AL: At first, enrolling in a photography class was simply something to do. I was about 15 years old or so and it was an Urban Photography class at Moore College of Art and Design in Philadelphia. I hated it. I had no idea how to use the SLR correctly, developing film terrified me, and I had no sense of what to photograph.
For reasons I can't explain, I decided to enroll in another class, this time at Tyler School of Art at Temple University. On my way from campus into Center City I met a film student who was telling me about a few documentary projects he was working on. Something about this interaction really resonated with me. In so many words he taught me that everyone has a story, and it's worth exploring and understanding. The rest is history. Suddenly I felt I had a purpose and intent behind photographing.
RF: What about developing how you approach your subjects and the overall style of your photography?
AL: I was always keen to the classics, like Diane Arbus, Helen Levitt, Garry Winogrand... I think studying these photographers and spending a lot of time photographing people on the street were instrumental to the kind of work I'm making now. Growing up I was really, very painfully shy.
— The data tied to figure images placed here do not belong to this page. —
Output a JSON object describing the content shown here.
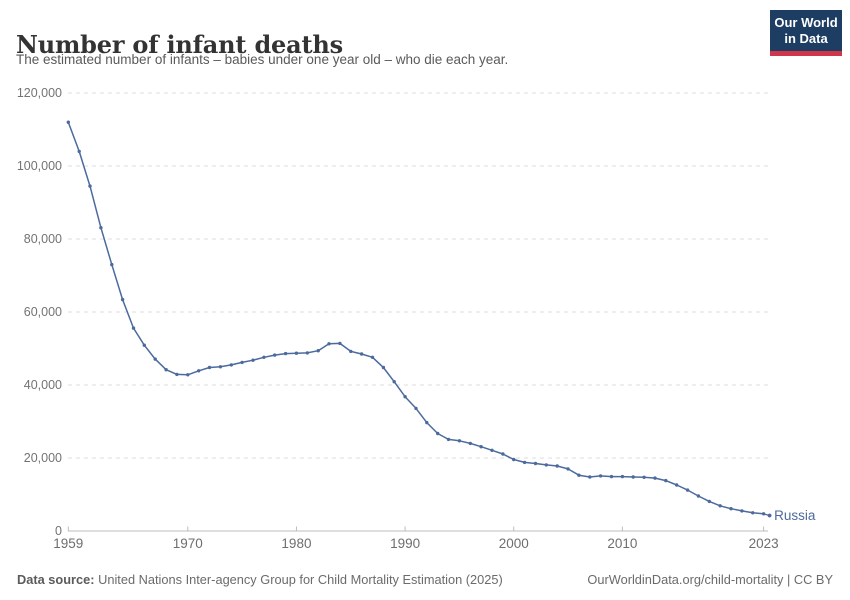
{
  "header": {
    "title": "Number of infant deaths",
    "subtitle": "The estimated number of infants – babies under one year old – who die each year.",
    "logo": {
      "line1": "Our World",
      "line2": "in Data"
    }
  },
  "chart_data": {
    "type": "line",
    "title": "Number of infant deaths",
    "entity": "Russia",
    "legend_position": "end-of-line-label",
    "grid": true,
    "xlim": [
      1959,
      2023
    ],
    "ylim": [
      0,
      120000
    ],
    "x": [
      1959,
      1960,
      1961,
      1962,
      1963,
      1964,
      1965,
      1966,
      1967,
      1968,
      1969,
      1970,
      1971,
      1972,
      1973,
      1974,
      1975,
      1976,
      1977,
      1978,
      1979,
      1980,
      1981,
      1982,
      1983,
      1984,
      1985,
      1986,
      1987,
      1988,
      1989,
      1990,
      1991,
      1992,
      1993,
      1994,
      1995,
      1996,
      1997,
      1998,
      1999,
      2000,
      2001,
      2002,
      2003,
      2004,
      2005,
      2006,
      2007,
      2008,
      2009,
      2010,
      2011,
      2012,
      2013,
      2014,
      2015,
      2016,
      2017,
      2018,
      2019,
      2020,
      2021,
      2022,
      2023
    ],
    "series": [
      {
        "name": "Russia",
        "values": [
          112000,
          104000,
          94500,
          83100,
          73000,
          63400,
          55600,
          50900,
          47100,
          44200,
          42900,
          42800,
          43900,
          44800,
          45000,
          45500,
          46200,
          46800,
          47600,
          48200,
          48600,
          48700,
          48800,
          49400,
          51300,
          51400,
          49200,
          48500,
          47600,
          44800,
          40900,
          36800,
          33600,
          29700,
          26700,
          25100,
          24700,
          24000,
          23100,
          22100,
          21100,
          19600,
          18800,
          18500,
          18100,
          17800,
          17000,
          15300,
          14800,
          15100,
          14900,
          14900,
          14800,
          14700,
          14500,
          13800,
          12600,
          11200,
          9600,
          8100,
          6900,
          6100,
          5500,
          5000,
          4700
        ]
      }
    ],
    "xticks": {
      "values": [
        1959,
        1970,
        1980,
        1990,
        2000,
        2010,
        2023
      ],
      "labels": [
        "1959",
        "1970",
        "1980",
        "1990",
        "2000",
        "2010",
        "2023"
      ]
    },
    "yticks": {
      "values": [
        0,
        20000,
        40000,
        60000,
        80000,
        100000,
        120000
      ],
      "labels": [
        "0",
        "20,000",
        "40,000",
        "60,000",
        "80,000",
        "100,000",
        "120,000"
      ]
    },
    "colors": {
      "line": "#4c6a9c",
      "grid": "#dedede",
      "axis": "#bdbdbd",
      "y_tick_label": "#737373",
      "x_tick_label": "#6e6e6e",
      "entity_label": "#4c6a9c"
    }
  },
  "footer": {
    "source_label": "Data source:",
    "source_text": " United Nations Inter-agency Group for Child Mortality Estimation (2025)",
    "link_text": "OurWorldinData.org/child-mortality | CC BY"
  }
}
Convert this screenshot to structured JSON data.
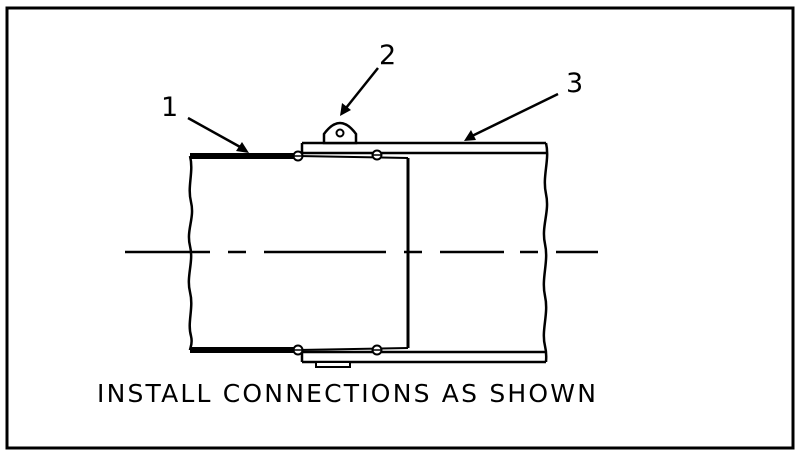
{
  "callouts": {
    "one": "1",
    "two": "2",
    "three": "3"
  },
  "caption": "INSTALL CONNECTIONS AS SHOWN",
  "colors": {
    "ink": "#000000",
    "paper": "#ffffff"
  }
}
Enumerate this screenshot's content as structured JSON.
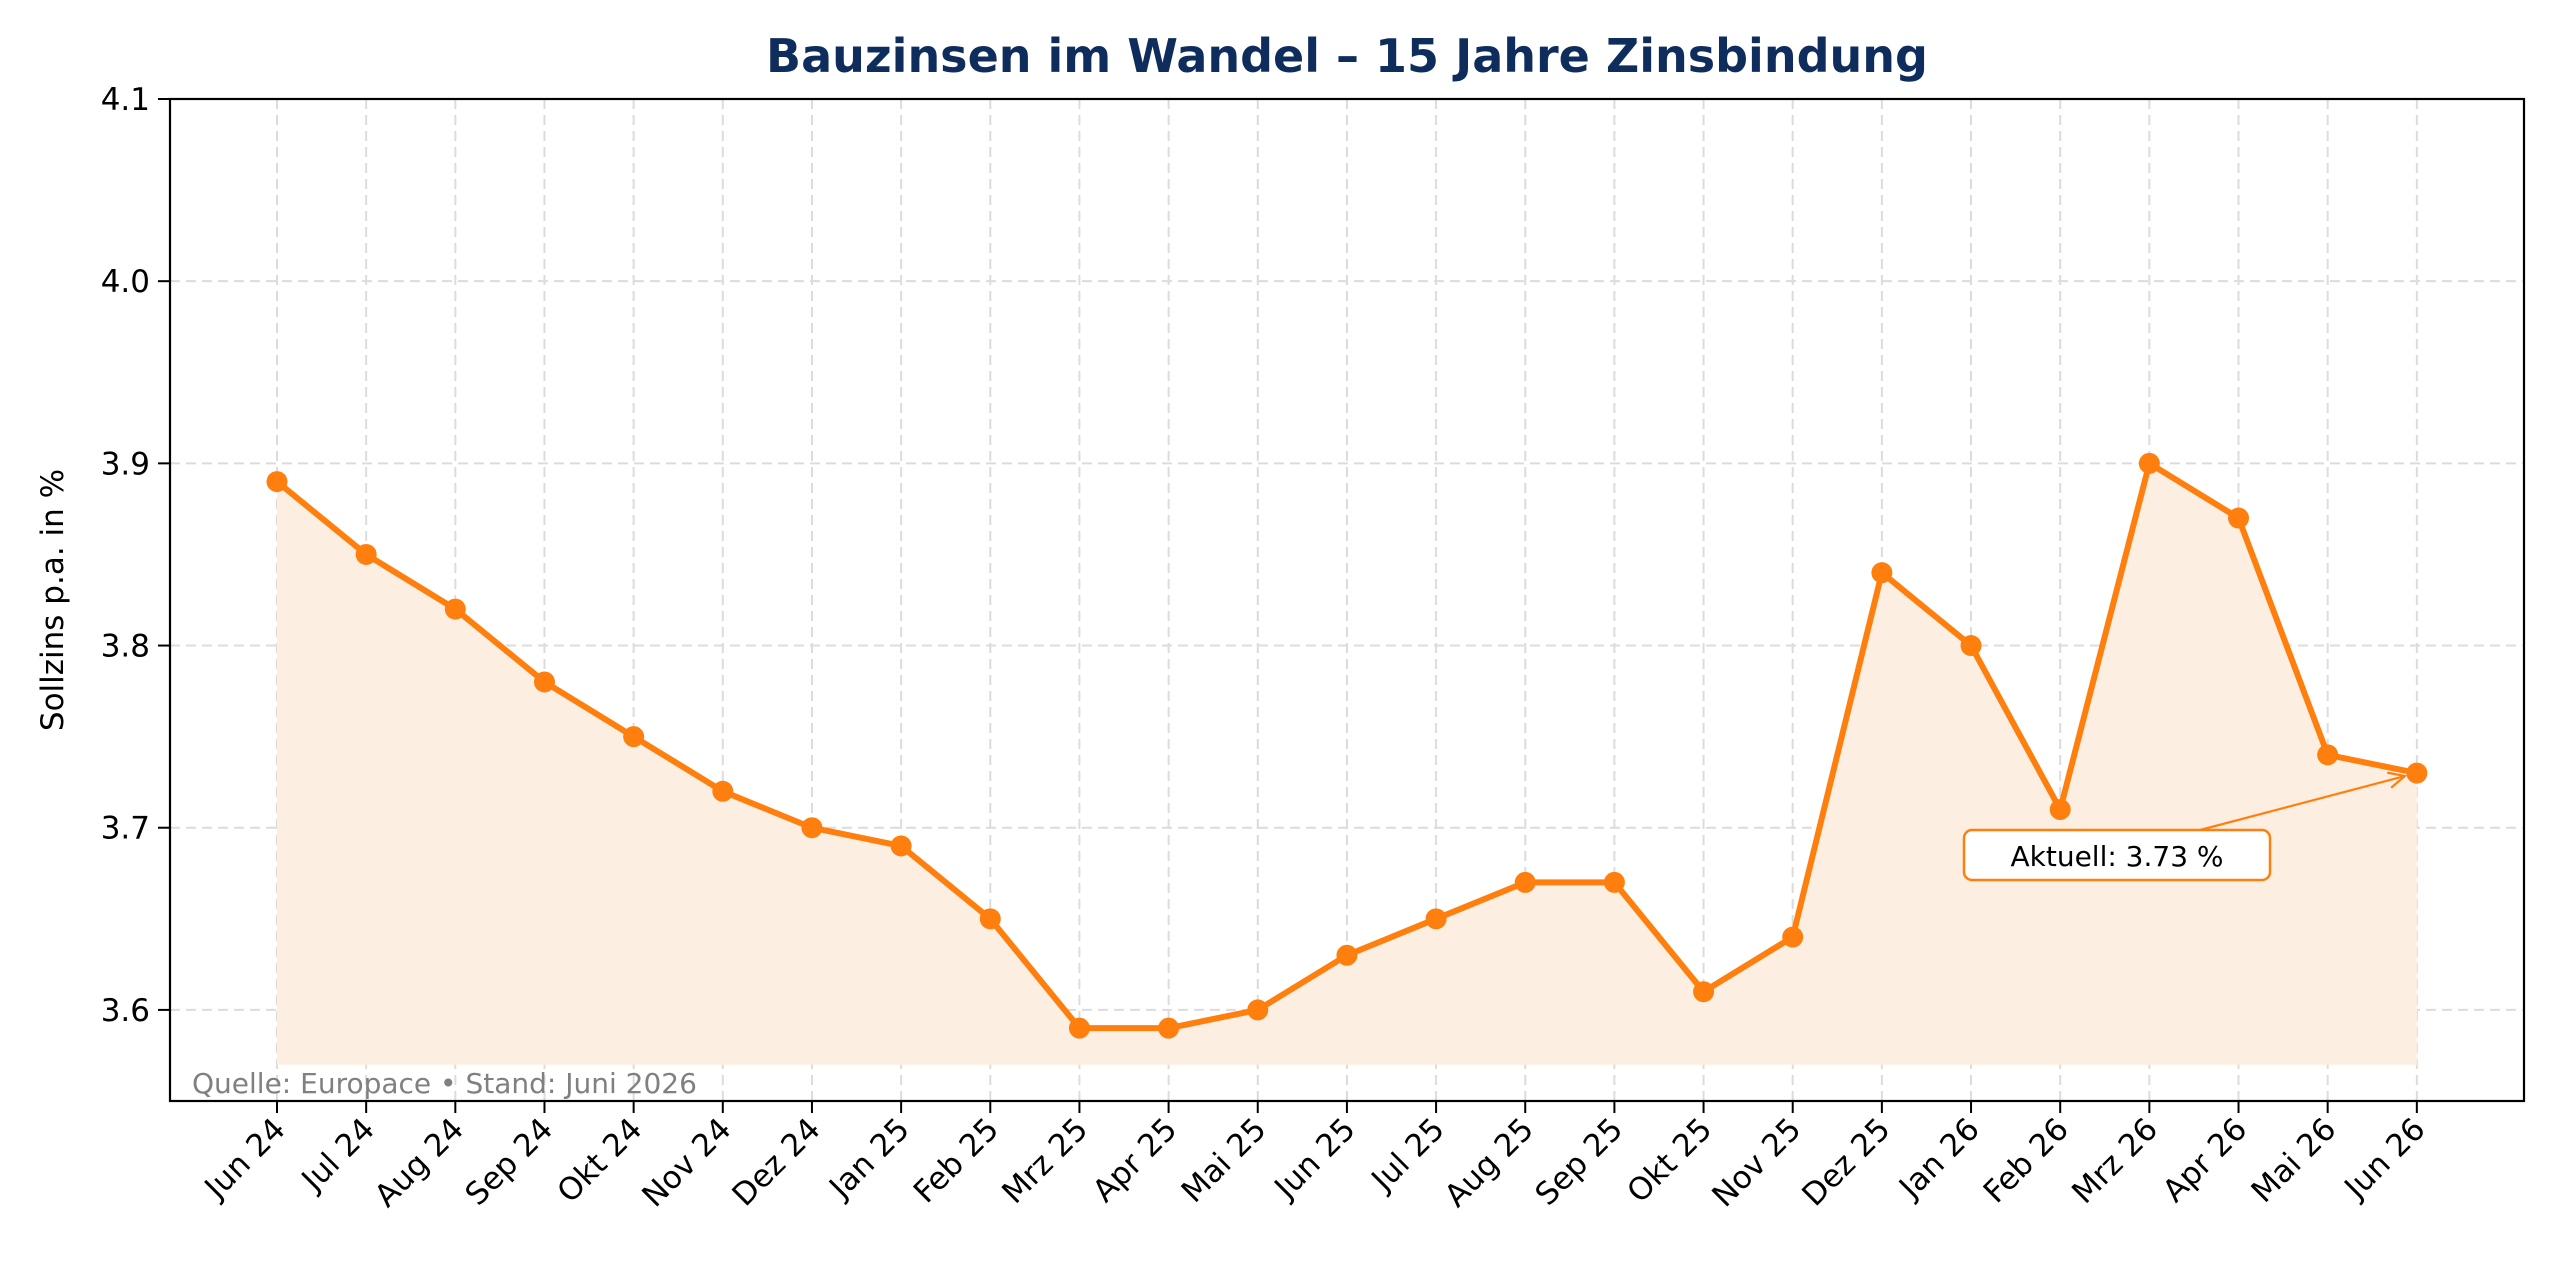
{
  "chart_data": {
    "type": "line",
    "title": "Bauzinsen im Wandel – 15 Jahre Zinsbindung",
    "xlabel": "",
    "ylabel": "Sollzins p.a. in %",
    "ylim": [
      3.55,
      4.1
    ],
    "yticks": [
      "3.6",
      "3.7",
      "3.8",
      "3.9",
      "4.0",
      "4.1"
    ],
    "grid": true,
    "categories": [
      "Jun 24",
      "Jul 24",
      "Aug 24",
      "Sep 24",
      "Okt 24",
      "Nov 24",
      "Dez 24",
      "Jan 25",
      "Feb 25",
      "Mrz 25",
      "Apr 25",
      "Mai 25",
      "Jun 25",
      "Jul 25",
      "Aug 25",
      "Sep 25",
      "Okt 25",
      "Nov 25",
      "Dez 25",
      "Jan 26",
      "Feb 26",
      "Mrz 26",
      "Apr 26",
      "Mai 26",
      "Jun 26"
    ],
    "series": [
      {
        "values": [
          3.89,
          3.85,
          3.82,
          3.78,
          3.75,
          3.72,
          3.7,
          3.69,
          3.65,
          3.59,
          3.59,
          3.6,
          3.63,
          3.65,
          3.67,
          3.67,
          3.61,
          3.64,
          3.84,
          3.8,
          3.71,
          3.9,
          3.87,
          3.74,
          3.73
        ],
        "color": "#ff7f0e"
      }
    ],
    "fill_baseline": 3.57,
    "annotation": {
      "text": "Aktuell: 3.73 %",
      "target_index": 24
    },
    "source_note": "Quelle: Europace • Stand: Juni 2026"
  },
  "colors": {
    "line": "#ff7f0e",
    "fill": "#fdeee2",
    "title": "#0f2d5c",
    "grid": "#dcdcdc",
    "source": "#808080"
  }
}
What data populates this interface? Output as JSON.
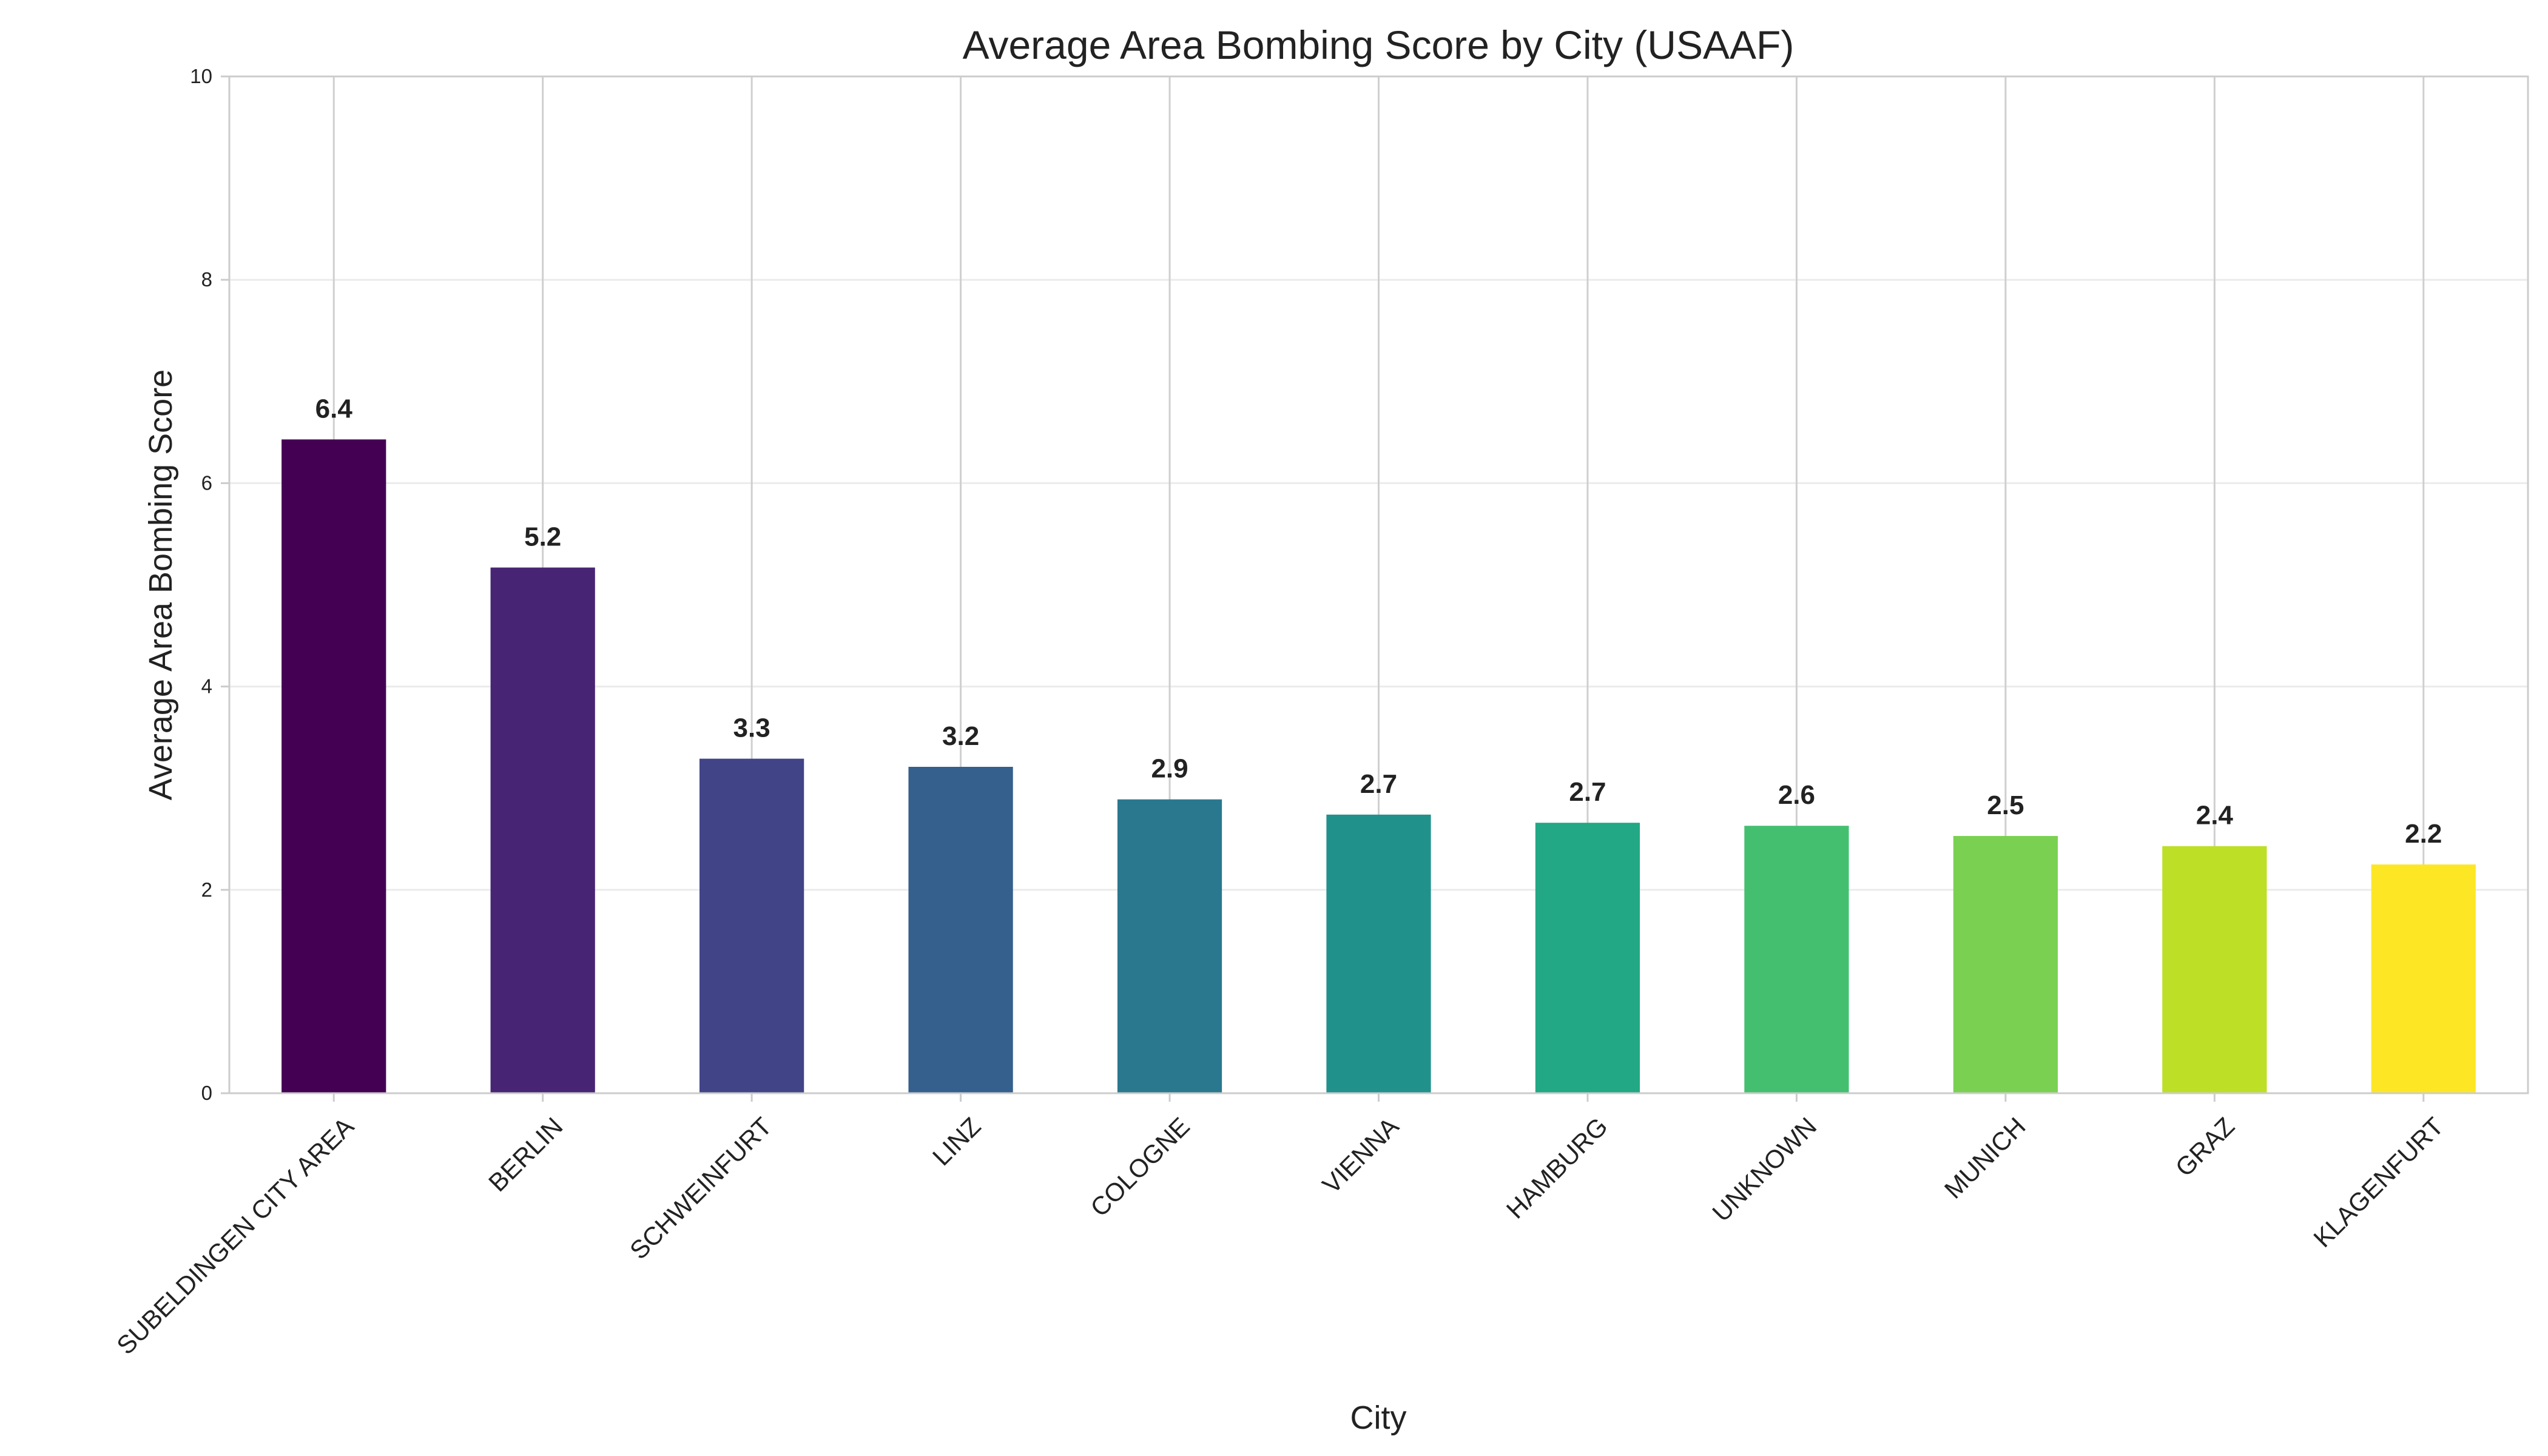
{
  "chart_data": {
    "type": "bar",
    "title": "Average Area Bombing Score by City (USAAF)",
    "xlabel": "City",
    "ylabel": "Average Area Bombing Score",
    "ylim": [
      0,
      10
    ],
    "yticks": [
      "0",
      "2",
      "4",
      "6",
      "8",
      "10"
    ],
    "grid": true,
    "categories": [
      "SUBELDINGEN CITY AREA",
      "BERLIN",
      "SCHWEINFURT",
      "LINZ",
      "COLOGNE",
      "VIENNA",
      "HAMBURG",
      "UNKNOWN",
      "MUNICH",
      "GRAZ",
      "KLAGENFURT"
    ],
    "values": [
      6.43,
      5.17,
      3.29,
      3.21,
      2.89,
      2.74,
      2.66,
      2.63,
      2.53,
      2.43,
      2.25
    ],
    "value_labels": [
      "6.4",
      "5.2",
      "3.3",
      "3.2",
      "2.9",
      "2.7",
      "2.7",
      "2.6",
      "2.5",
      "2.4",
      "2.2"
    ],
    "colors": [
      "#440154",
      "#482475",
      "#414487",
      "#355f8d",
      "#2a788e",
      "#21918c",
      "#22a884",
      "#44bf70",
      "#7ad151",
      "#bddf26",
      "#fde725"
    ]
  }
}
But despite being shy, there was still an element of fearlessness I had when it came to asking people to photograph them or getting the shot I wanted. Photographing helped me come out of my shell.
My style in the beginning was very slow and meditative, just by nature of the camera I was using, a Mamiya C330 TLR. I'm shooting with a DSLR now because I can get the same results as film, but my photographs have certainly shifted with that change—they’re less static and more about movement.
RF: What is it about the heavy fill flash that you feel contributes to your creative vision?
AL: Flash was a turning point for me in developing my style. I had always been a purist—never would I ever use an artificial light source. But then one day my friend walked in with a Sunpak 622. This flash was huge and glorious. I was enamored instantly. I took a photograph of my friend Josh in his Upper East Side studio with it, and later that night as I was looking at the film, it was like hearing music for the first time. Everything just made sense. The flash has a way of isolating details, moments, interactions, etc. in a really extraordinary way. I can't really articulate it, but it just helped me understand my vision.